Cough incidence differed significantly between groups. In the placebo group, 37.5% of patients had cough, whereas the frequency was significantly decreased in pheniramine group (5%) and lidocaine group (15%) (Fischer exact test, p = 0.0007 and p = 0.0188, respectively; Table 2). There was no significant change in cough incidence between pheniramine group (5%) and lidocaine group (15%) (Fischer exact test, p = 0.4325).
Cough severity did also change between groups. Post Hoc tests with Bonferroni showed that mean cough severity in placebo differed significantly than that of pheniramine group and lidocaine group (p < 0.0001 and p = 0.009, respectively). There was no significant change in cough severity between pheniramine group and lidocaine group (p = 0.856).
Discussion
We saw that administration of fentanyl iv bolus caused cough in 37.5% of the patients. We also found that fentanyl-induced cough could be inhibited by pheniramine and lidocaine. The most important finding of this study was that pheniramine maleate, an antihistaminic, reduced fentanyl-induced cough more than lidocaine used for this purpose.

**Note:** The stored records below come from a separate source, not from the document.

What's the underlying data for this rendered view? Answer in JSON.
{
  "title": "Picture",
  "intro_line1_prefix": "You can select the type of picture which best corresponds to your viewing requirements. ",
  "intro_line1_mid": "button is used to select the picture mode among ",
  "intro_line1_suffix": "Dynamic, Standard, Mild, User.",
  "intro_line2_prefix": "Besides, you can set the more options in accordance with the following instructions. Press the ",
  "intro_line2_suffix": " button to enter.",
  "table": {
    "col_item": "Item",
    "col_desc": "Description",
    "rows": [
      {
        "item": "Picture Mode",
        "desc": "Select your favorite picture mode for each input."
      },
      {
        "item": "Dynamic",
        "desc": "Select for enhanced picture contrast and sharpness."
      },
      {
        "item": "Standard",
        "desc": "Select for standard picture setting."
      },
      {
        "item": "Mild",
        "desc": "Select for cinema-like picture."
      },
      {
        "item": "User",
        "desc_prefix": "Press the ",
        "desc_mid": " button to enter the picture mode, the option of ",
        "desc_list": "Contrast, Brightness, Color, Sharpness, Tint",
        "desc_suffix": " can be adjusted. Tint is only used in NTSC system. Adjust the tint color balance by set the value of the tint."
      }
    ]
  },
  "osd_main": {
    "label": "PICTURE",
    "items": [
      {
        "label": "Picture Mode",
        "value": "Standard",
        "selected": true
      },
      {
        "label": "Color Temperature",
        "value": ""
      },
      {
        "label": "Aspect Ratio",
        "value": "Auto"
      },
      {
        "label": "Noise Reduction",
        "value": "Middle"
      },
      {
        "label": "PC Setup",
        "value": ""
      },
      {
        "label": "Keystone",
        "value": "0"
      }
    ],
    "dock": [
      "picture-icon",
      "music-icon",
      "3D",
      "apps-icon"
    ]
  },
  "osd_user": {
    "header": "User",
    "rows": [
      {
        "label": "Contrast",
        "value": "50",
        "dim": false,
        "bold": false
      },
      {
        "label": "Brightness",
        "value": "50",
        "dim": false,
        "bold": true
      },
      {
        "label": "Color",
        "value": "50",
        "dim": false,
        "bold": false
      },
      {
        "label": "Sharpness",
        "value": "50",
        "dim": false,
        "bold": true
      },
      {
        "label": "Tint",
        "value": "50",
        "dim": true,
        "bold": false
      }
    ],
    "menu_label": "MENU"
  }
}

The fentanyl-induced cough reflex occurs frequently following anesthetic induction. Lui et al.10 administered fentanyl at the dose we used (5 µg/kg) via peripheral venous route and observed cough in 43% of the patients. Yeh et al.4 observed fentanyl-induced cough due to injection of fentanyl 1.5 µg/kg in 21.6% of their patients. Lin et al.7 administered fentanyl 2.5 µg/kg within 2 s and found a high cough rate of 65%. A double-blind study reported that with a higher dose of fentanyl (4 µg/kg), cough was seen in 74.4% of the patients.5 The differences in the prevalence of cough in these studies may depend upon the injection site and route of fentanyl, speed of injection, and dose and concentration of the drug. Also genetic factors and co-morbidities may play a role.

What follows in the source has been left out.